Putting a Tag on Everything That Moves at SXSW
|Erin Jo Richey|
In the space of interactive marketing, "mobile" is everything that goes with you. This presents both challenges and opportunities for creativity when tasked with marketing to an audience on the move. In this young arena, mobile advertising needs to be like magic. With new tools to use, new environments to explore and new games to play with, creators have the opportunity to produce campaigns that feel less like advertising and more like a fresh integrated experience.
On a basic level, tags like QR codes or the Microsoft Tag are just a link between a consumer in an environment and the presentation of supplemental information. Used creatively, the tag itself can be designed, colored and placed in unique locations. The action of scanning a tag with a camera phone doesn't dictate what format the linked-to content must come in.

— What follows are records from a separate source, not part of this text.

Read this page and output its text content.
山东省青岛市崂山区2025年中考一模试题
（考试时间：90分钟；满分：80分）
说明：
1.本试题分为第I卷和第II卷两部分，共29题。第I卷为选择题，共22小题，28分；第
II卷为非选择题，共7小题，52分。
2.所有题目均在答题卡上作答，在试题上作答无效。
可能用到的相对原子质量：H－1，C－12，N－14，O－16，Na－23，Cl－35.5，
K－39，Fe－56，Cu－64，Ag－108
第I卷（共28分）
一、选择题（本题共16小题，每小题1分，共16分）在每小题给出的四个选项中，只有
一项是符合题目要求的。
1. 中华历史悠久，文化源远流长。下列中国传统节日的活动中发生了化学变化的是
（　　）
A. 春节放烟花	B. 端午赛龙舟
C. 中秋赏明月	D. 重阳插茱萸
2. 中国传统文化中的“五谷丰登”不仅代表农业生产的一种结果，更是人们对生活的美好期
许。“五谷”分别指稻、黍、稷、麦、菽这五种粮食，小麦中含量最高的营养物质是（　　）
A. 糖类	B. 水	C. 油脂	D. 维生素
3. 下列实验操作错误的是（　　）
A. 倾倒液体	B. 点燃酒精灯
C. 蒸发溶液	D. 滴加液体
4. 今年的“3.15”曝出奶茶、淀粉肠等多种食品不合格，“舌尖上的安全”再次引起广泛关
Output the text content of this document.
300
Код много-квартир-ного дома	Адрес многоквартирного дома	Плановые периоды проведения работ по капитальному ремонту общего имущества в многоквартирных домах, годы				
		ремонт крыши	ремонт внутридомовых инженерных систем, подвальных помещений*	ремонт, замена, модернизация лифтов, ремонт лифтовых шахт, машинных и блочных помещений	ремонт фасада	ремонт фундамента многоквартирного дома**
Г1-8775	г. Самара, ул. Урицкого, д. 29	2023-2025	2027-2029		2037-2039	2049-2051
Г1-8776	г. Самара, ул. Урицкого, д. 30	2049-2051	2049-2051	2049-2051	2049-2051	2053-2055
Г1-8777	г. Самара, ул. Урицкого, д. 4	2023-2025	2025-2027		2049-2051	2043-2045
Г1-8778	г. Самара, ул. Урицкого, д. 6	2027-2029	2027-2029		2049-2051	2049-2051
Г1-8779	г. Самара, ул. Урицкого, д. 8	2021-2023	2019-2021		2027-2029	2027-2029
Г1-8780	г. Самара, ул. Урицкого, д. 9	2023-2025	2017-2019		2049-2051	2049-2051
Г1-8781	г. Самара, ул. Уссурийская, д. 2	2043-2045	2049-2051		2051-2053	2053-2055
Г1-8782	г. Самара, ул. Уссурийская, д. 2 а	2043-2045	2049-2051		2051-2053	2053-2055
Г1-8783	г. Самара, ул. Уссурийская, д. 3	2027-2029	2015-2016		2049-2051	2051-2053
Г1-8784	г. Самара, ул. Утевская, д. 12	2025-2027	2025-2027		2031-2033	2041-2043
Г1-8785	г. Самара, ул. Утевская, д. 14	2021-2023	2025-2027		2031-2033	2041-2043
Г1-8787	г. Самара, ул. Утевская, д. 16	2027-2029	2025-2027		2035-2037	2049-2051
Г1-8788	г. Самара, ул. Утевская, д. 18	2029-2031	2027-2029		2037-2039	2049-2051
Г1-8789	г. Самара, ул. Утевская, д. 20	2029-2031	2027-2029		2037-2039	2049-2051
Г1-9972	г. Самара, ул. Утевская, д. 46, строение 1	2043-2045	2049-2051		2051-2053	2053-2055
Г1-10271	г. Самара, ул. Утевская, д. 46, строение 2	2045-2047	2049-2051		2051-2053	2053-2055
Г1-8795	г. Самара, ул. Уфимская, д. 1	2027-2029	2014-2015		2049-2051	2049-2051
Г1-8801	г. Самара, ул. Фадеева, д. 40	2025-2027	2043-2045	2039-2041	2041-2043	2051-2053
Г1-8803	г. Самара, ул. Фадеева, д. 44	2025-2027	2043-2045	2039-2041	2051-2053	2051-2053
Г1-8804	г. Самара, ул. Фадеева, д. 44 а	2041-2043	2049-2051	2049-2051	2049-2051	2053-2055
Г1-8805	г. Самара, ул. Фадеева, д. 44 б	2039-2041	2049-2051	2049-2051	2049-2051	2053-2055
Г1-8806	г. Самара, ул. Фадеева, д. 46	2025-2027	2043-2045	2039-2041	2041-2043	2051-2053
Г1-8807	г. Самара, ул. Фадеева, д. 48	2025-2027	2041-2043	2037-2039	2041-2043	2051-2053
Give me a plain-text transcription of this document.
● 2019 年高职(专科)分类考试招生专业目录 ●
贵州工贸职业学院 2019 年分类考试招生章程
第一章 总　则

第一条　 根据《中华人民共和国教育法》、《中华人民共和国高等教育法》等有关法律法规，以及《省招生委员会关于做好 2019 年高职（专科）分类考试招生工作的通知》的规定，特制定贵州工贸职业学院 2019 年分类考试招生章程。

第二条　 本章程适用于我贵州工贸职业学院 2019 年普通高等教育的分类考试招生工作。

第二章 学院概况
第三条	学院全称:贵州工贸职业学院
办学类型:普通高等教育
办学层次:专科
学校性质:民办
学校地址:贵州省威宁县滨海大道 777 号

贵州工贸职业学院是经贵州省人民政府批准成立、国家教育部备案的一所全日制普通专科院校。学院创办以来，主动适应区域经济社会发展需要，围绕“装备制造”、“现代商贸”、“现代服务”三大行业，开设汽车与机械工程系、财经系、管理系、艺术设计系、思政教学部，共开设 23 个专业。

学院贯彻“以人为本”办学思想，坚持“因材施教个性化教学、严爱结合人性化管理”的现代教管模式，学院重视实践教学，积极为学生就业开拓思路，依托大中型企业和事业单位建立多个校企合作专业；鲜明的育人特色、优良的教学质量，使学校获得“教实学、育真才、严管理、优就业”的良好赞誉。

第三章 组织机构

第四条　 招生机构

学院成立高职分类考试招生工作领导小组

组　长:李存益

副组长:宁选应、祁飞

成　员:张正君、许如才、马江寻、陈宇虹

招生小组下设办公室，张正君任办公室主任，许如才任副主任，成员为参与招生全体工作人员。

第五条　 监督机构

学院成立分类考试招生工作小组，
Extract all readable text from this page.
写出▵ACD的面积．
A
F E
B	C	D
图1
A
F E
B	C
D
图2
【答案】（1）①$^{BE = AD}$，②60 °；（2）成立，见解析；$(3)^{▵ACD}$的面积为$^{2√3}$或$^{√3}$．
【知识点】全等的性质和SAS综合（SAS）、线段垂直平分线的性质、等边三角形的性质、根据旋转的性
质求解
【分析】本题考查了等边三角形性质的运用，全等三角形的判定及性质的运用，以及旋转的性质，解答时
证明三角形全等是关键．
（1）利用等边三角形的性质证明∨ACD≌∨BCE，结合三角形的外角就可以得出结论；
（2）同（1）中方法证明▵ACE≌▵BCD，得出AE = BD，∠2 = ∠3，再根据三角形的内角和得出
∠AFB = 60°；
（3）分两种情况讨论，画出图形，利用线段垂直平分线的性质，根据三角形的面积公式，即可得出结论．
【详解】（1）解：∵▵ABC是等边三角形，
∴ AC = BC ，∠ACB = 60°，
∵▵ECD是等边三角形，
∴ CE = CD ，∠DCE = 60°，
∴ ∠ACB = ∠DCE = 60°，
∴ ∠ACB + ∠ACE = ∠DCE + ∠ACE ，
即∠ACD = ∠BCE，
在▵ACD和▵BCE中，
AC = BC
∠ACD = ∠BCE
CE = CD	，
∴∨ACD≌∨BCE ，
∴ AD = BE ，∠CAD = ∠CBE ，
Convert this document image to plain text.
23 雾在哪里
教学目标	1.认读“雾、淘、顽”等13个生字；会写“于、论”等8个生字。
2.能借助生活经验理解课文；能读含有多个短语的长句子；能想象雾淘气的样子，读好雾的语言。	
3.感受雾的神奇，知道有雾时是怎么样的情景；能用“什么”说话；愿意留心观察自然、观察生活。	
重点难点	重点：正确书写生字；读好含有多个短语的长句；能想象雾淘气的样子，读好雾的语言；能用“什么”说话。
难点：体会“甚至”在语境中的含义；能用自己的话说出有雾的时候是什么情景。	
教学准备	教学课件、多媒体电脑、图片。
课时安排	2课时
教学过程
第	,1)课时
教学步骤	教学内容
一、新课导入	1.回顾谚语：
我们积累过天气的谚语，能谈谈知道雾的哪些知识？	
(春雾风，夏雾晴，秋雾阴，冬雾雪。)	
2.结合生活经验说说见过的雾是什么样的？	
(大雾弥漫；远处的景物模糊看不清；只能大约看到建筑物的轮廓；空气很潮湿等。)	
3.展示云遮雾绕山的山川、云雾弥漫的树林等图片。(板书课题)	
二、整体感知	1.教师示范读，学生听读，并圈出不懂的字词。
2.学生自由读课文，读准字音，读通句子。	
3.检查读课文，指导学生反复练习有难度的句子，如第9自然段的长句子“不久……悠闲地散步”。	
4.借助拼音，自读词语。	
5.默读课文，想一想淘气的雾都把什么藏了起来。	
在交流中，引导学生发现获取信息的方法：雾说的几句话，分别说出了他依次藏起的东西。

In the Pirata Boat Race users scan a QR code with their iPhones to select a racing boat and transform their phones into oars. Up to 10 people can play at a time, gathering around a computer screen and navigating their ships forward using the phones' accelerometers.
Although not part of a branded campaign, the Pirata Boat Race combines multiple technologies into a novel experience that can be enjoyed alone or as a group. Some brands and products lend themselves nicely to integrations with tags. Creatives have suggested Ikea might benefit from including actionable tags on the boxes of especially complex furniture. A scan of the code could lead the would-be builder to instructions or an online video for putting the item together.
A tag itself is just one component in an interactive campaign, filling a role similar to a URL in traditional online advertising. Among the various mobile tag types, there is room to play with colors and styles, leading to screen-printed tags on t-shirts and giant tags on the sides of buses. The proprietary Microsoft Tag incorporates multiple colors for an eye-catching design.
PSFK, in its Future of Mobile Tagging report, suggest that tags can be used in a variety of scenarios. Awareness tags, like many of those slapped to street posts during SXSW, build brand perception and capture the attention of people on the move. Information gathering through mobile tags can give consumers quick access to hidden information about products or services, such as ingredients, reviews or history.
Mobile tags can also directly facilitate purchases of physical and digital goods, such as movie tickets, vending machine snacks or music downloads. They are also already in wide use for loyalty points programs and simple giveaways. After a purchase, tags on products can lead consumers to "like" the item on Facebook, share the product with friends or leave a review directly on the merchant's website.
As with any other strategy, conversion is important; you have to give people a reason to scan a mobile tag, and you should measure the effectiveness of the campaign. Tags with a more prominent and central location within a magazine or poster ad tend to get more scans, with a response rate of around 5%-15% for QR codes in magazines offering things like promotional contests and product giveaways, said panelists at a PSFK salon on the topic. Those that think mobile tags only appeal to a tech-savvy niche would be wrong. While audience and demographics matter, the people that scan may not be the people you expect. For instance, tags placed within magazines like Real Simple received more scans than tags within Wired.
The salon also featured creative ideas from various agencies on how nonprofit Unicef could leverage Microsoft Tag technology to increase awareness and fundraising donations. With ideas that ranged from placement on water coolers to incorporation of tags onto belt buckles or jewelry, the technology is open for play and experimentation.